Ellen got some 72 hour cold back in Reims that's already cleared up, it never really stopped us from going out and having fun. The weather everwhere we've gone has been mostly the same: sunny some days, cloudy most days, slight chance of rain, good chance of sprinkling mist. We spent two nights in a 20 euro a night hotel room on the fourth floor with no lift, with a bathroom down the hall and a €2.50 shower. It was nice, though, but in reality hostels are better and cheaper (with at least a bathroom in the room, free showers, and breakfast included).
We spent all day Saturday walking around the city hitting all the major tourist sites: Montmartre, Sacre Coeur, Champs Elysées, L'Arc de Triomphe, and the Tour Eiffel.

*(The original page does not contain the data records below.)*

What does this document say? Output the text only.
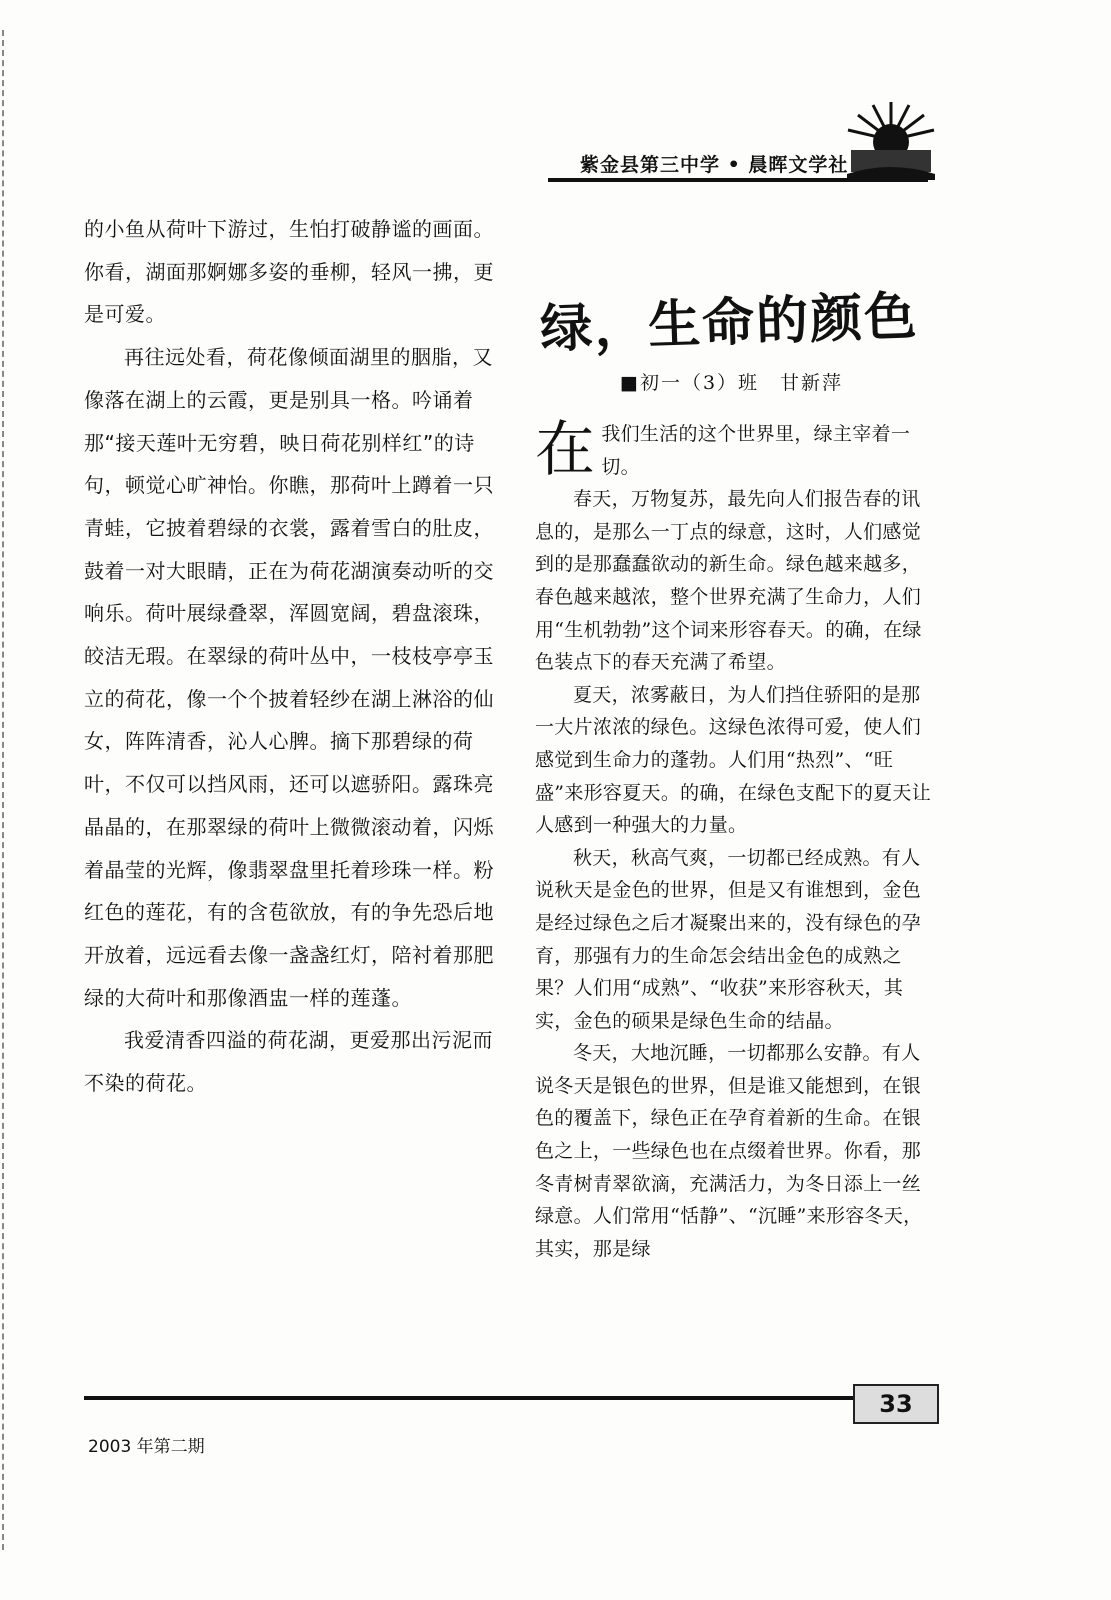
紫金县第三中学 • 晨晖文学社

的小鱼从荷叶下游过，生怕打破静谧的画面。你看，湖面那婀娜多姿的垂柳，轻风一拂，更是可爱。

再往远处看，荷花像倾面湖里的胭脂，又像落在湖上的云霞，更是别具一格。吟诵着那“接天莲叶无穷碧，映日荷花别样红”的诗句，顿觉心旷神怡。你瞧，那荷叶上蹲着一只青蛙，它披着碧绿的衣裳，露着雪白的肚皮，鼓着一对大眼睛，正在为荷花湖演奏动听的交响乐。荷叶展绿叠翠，浑圆宽阔，碧盘滚珠，皎洁无瑕。在翠绿的荷叶丛中，一枝枝亭亭玉立的荷花，像一个个披着轻纱在湖上淋浴的仙女，阵阵清香，沁人心脾。摘下那碧绿的荷叶，不仅可以挡风雨，还可以遮骄阳。露珠亮晶晶的，在那翠绿的荷叶上微微滚动着，闪烁着晶莹的光辉，像翡翠盘里托着珍珠一样。粉红色的莲花，有的含苞欲放，有的争先恐后地开放着，远远看去像一盏盏红灯，陪衬着那肥绿的大荷叶和那像酒盅一样的莲蓬。

我爱清香四溢的荷花湖，更爱那出污泥而不染的荷花。

绿，生命的颜色
■初一（3）班　甘新萍

在我们生活的这个世界里，绿主宰着一切。

春天，万物复苏，最先向人们报告春的讯息的，是那么一丁点的绿意，这时，人们感觉到的是那蠢蠢欲动的新生命。绿色越来越多，春色越来越浓，整个世界充满了生命力，人们用“生机勃勃”这个词来形容春天。的确，在绿色装点下的春天充满了希望。

夏天，浓雾蔽日，为人们挡住骄阳的是那一大片浓浓的绿色。这绿色浓得可爱，使人们感觉到生命力的蓬勃。人们用“热烈”、“旺盛”来形容夏天。的确，在绿色支配下的夏天让人感到一种强大的力量。

秋天，秋高气爽，一切都已经成熟。有人说秋天是金色的世界，但是又有谁想到，金色是经过绿色之后才凝聚出来的，没有绿色的孕育，那强有力的生命怎会结出金色的成熟之果？人们用“成熟”、“收获”来形容秋天，其实，金色的硕果是绿色生命的结晶。

冬天，大地沉睡，一切都那么安静。有人说冬天是银色的世界，但是谁又能想到，在银色的覆盖下，绿色正在孕育着新的生命。在银色之上，一些绿色也在点缀着世界。你看，那冬青树青翠欲滴，充满活力，为冬日添上一丝绿意。人们常用“恬静”、“沉睡”来形容冬天，其实，那是绿

33
2003 年第二期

My first impression of Paris had been that the city was like most of the others we've seen, only more crowded and much louder, faster, and cramped. When we got to the Champs Elysées all of that changed, and I was overwhelmed by the grandeur and exuberance evoked by all of monuments along the Seine, not to mention the vast amount of space created by giant parks and plazas. Ellen and I both became very introspective as the sun set and everything began to light up. Standing at the Egyptian obelisk (stolen by Napoleon) which sits at the opposite end of the Champs Elysées from L'Arc de Triomphe, with all the major thoroughfares of Paris stretching out from that point, I felt like I was at the center of the world, in the capitol of the world, and nothing could ever be grander or more important than that very spot where I stood. Like when people note that at the North Pole, every direction you go is South, standing in the Place de la Concorde felt as though moving any direction away from it would mean moving away from the center of civilization. After seeing that, nothing was really amazing, only just appropriate. There was a military ceremony happening at the base of the L'Arc, so we couldn't go near it, but it was neat to see the army all dressed up in their different regalia. The city center is so immense that it takes twice, or three times as long to walk a city block; so Ellen and I walked our butts off doing that circuit. Thank god for the metro.
It was an exhausting day, so we had dinner at a relatively cheap Italian restaurant. Afterwards, a French guy about our age bummed a cigarette from us, we started talking to him in broken English and broken French. He invited us to go hang out with a bunch of his friends at a big two story house right near our hotel. So we spent a few hours hanging out with a dozen French college students, drinking vodka and lychee juice, smoking cigarettes, and talking about life. It was awesome. I've noticed that there's an understanding that if a French person makes the effort to speak English, then I'm obligated to try to speak French. I've really lost a lot of what I learned in school, having nobody to practice speaking French with, but it's also surprising how many words just pop back into my mind right at the time I need them. Unfortunately, I never could really understand spoken French, so it's difficult to learn by listening to others. I have only a little trouble with most written French, and only where the essential word is some noun that I've never heard of, like "voie" meaning "train platform."
We're heading to Tournan-en-Brie--the suburb where the school is located--today on the RER regional metro, and for the next four weeks we'll be about an hour outside of Paris.
EDIT: We got to school. Tournan-en-Brie is in the middle of pretty much nowhere, but it's quaint. The school is beautiful, the woman who runs it is nice, there's equally three Brits, three Americans, and one other student who we've not met yet. More to come.